Enfin, différents modèles de régression logistique ont été mis au point pour identifier les facteurs de « risque » de détresse psychologique pour la population présentant des difficultés dans le domaine de l’audition (cf. figure 7). L’usage de différents modèles permet de mesurer le surcroit de risque associé à différentes situations ; toutes les personnes n’associant pas acouphènes et pertes d’audition ou n’ayant pas été en mesure de dater l’un ou l’autre phénomène.
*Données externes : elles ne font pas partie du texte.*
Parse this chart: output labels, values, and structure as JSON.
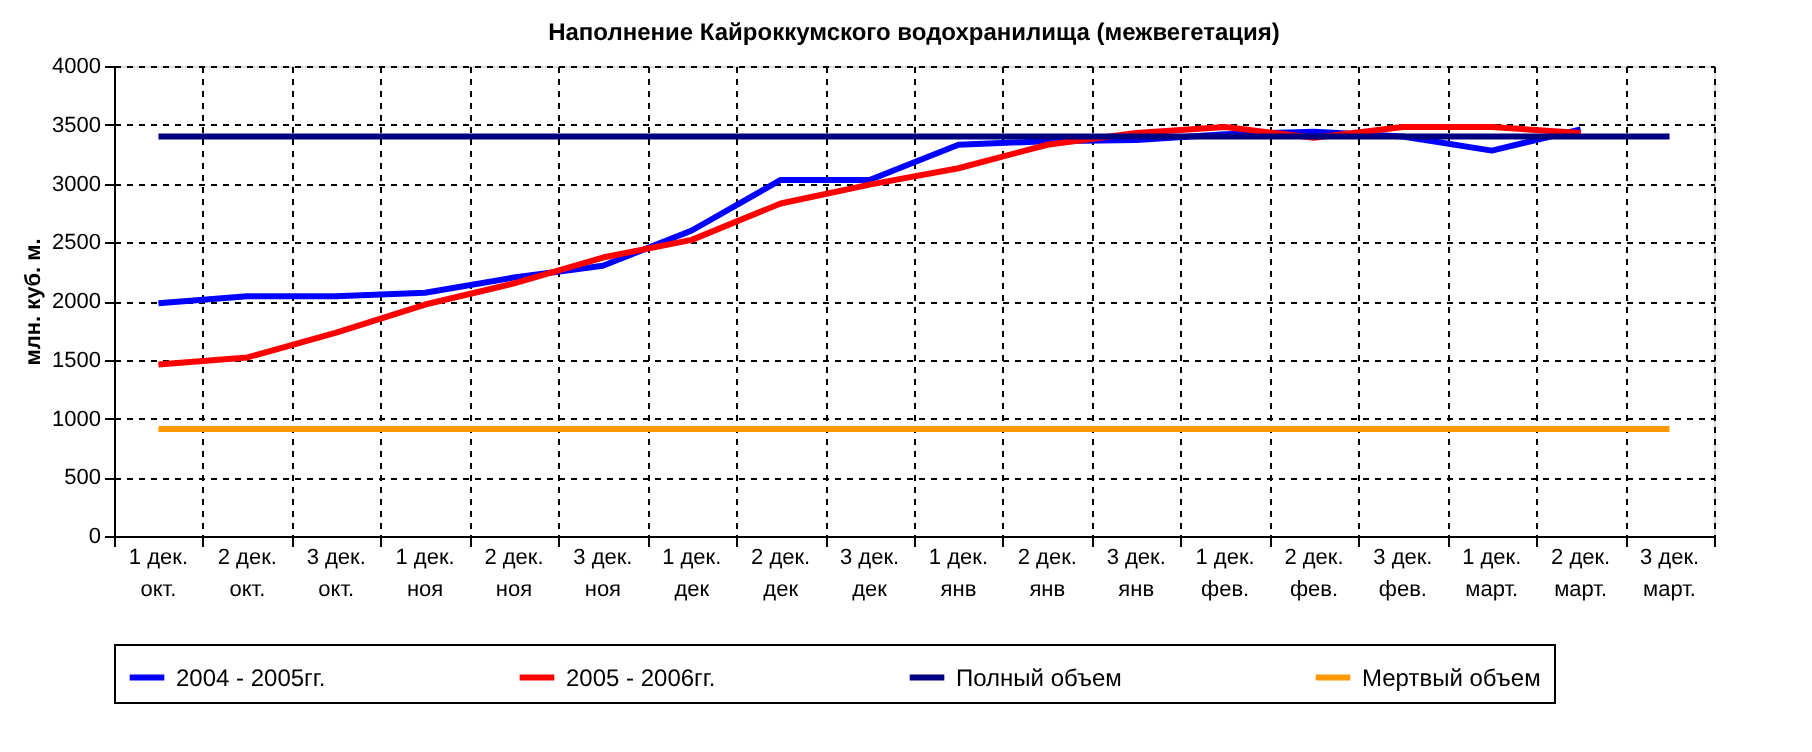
{
  "chart_data": {
    "type": "line",
    "title": "Наполнение Кайроккумского водохранилища (межвегетация)",
    "ylabel": "млн. куб. м.",
    "categories": [
      "1 дек.\nокт.",
      "2 дек.\nокт.",
      "3 дек.\nокт.",
      "1 дек.\nноя",
      "2 дек.\nноя",
      "3 дек.\nноя",
      "1 дек.\nдек",
      "2 дек.\nдек",
      "3 дек.\nдек",
      "1 дек.\nянв",
      "2 дек.\nянв",
      "3 дек.\nянв",
      "1 дек.\nфев.",
      "2 дек.\nфев.",
      "3 дек.\nфев.",
      "1 дек.\nмарт.",
      "2 дек.\nмарт.",
      "3 дек.\nмарт."
    ],
    "series": [
      {
        "name": "2004 - 2005гг.",
        "color": "#0000ff",
        "values": [
          1980,
          2040,
          2040,
          2070,
          2200,
          2300,
          2600,
          3030,
          3030,
          3330,
          3360,
          3370,
          3420,
          3440,
          3400,
          3280,
          3460,
          null
        ]
      },
      {
        "name": "2005 - 2006гг.",
        "color": "#ff0000",
        "values": [
          1460,
          1520,
          1730,
          1970,
          2150,
          2370,
          2520,
          2830,
          2990,
          3130,
          3330,
          3430,
          3480,
          3390,
          3480,
          3480,
          3430,
          null
        ]
      },
      {
        "name": "Полный объем",
        "color": "#000080",
        "values": [
          3400,
          3400,
          3400,
          3400,
          3400,
          3400,
          3400,
          3400,
          3400,
          3400,
          3400,
          3400,
          3400,
          3400,
          3400,
          3400,
          3400,
          3400
        ]
      },
      {
        "name": "Мертвый объем",
        "color": "#ff9900",
        "values": [
          910,
          910,
          910,
          910,
          910,
          910,
          910,
          910,
          910,
          910,
          910,
          910,
          910,
          910,
          910,
          910,
          910,
          910
        ]
      }
    ],
    "ylim": [
      0,
      4000
    ],
    "yticks": [
      0,
      500,
      1000,
      1500,
      2000,
      2500,
      3000,
      3500,
      4000
    ],
    "grid": true,
    "legend": "bottom",
    "marker": "none",
    "line_style": "solid"
  }
}
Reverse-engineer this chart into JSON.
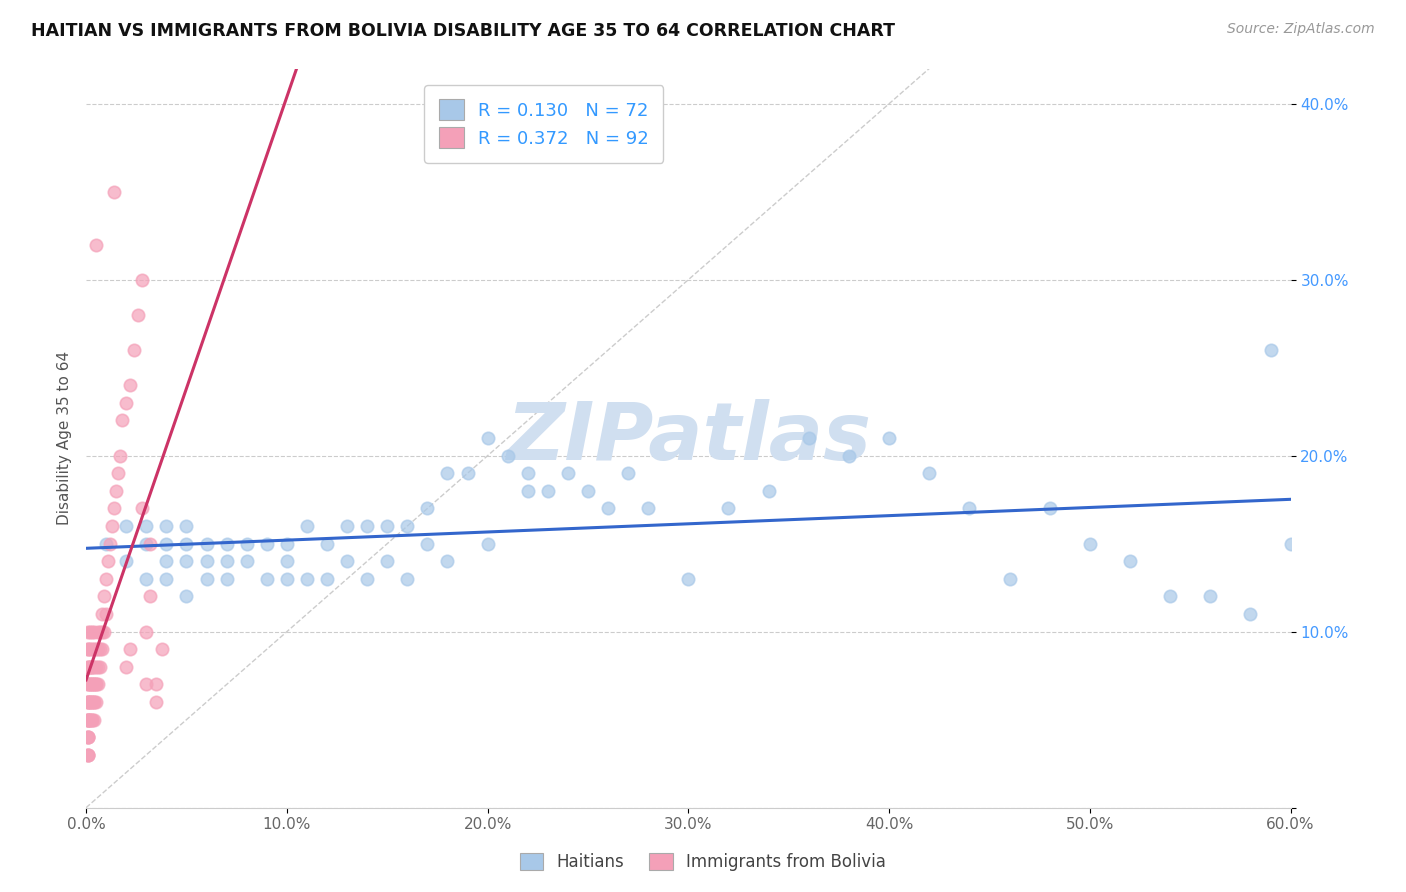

Quels que soient les modèles applicables, l’existence d’acouphènes, apparait positivement corrélée à la probabilité de présenter une situation de détresse psychologique. L’hyperacousie augmente aussi considérablement le risque (il est deux fois et demi à cinq fois plus élevé en cas d’hyperacousie). Le chômage ou l’inactivité professionnelle (autre que celle des femmes au foyer) accroît également le risque de situations psychologiques très difficiles En revanche, les personnes les plus âgées semblent être mieux à même de supporter leurs difficultés auditives et déclarent moins de détresse psychologique.
En conclusion, malgré les difficultés de ce type d’enquête qui ne porte pas sur un échantillon aléatoire représentatif de la population nationale, l’enquête menée par l’UNISDA semble confirmer le surcroît de détresse psychologique, chez les personnes avec troubles de l’audition, suspecté par les associations et les professionnels. Si elle ne permet pas d’estimer l’ampleur de ce surcroît avec certitude, cette enquête permet l’identification d’une période de fragilité, le début de l’âge adulte, et de facteurs aggravant les risques (hyperacousie, acouphènes, faible ancienneté des difficultés d’audition, situation de chômage).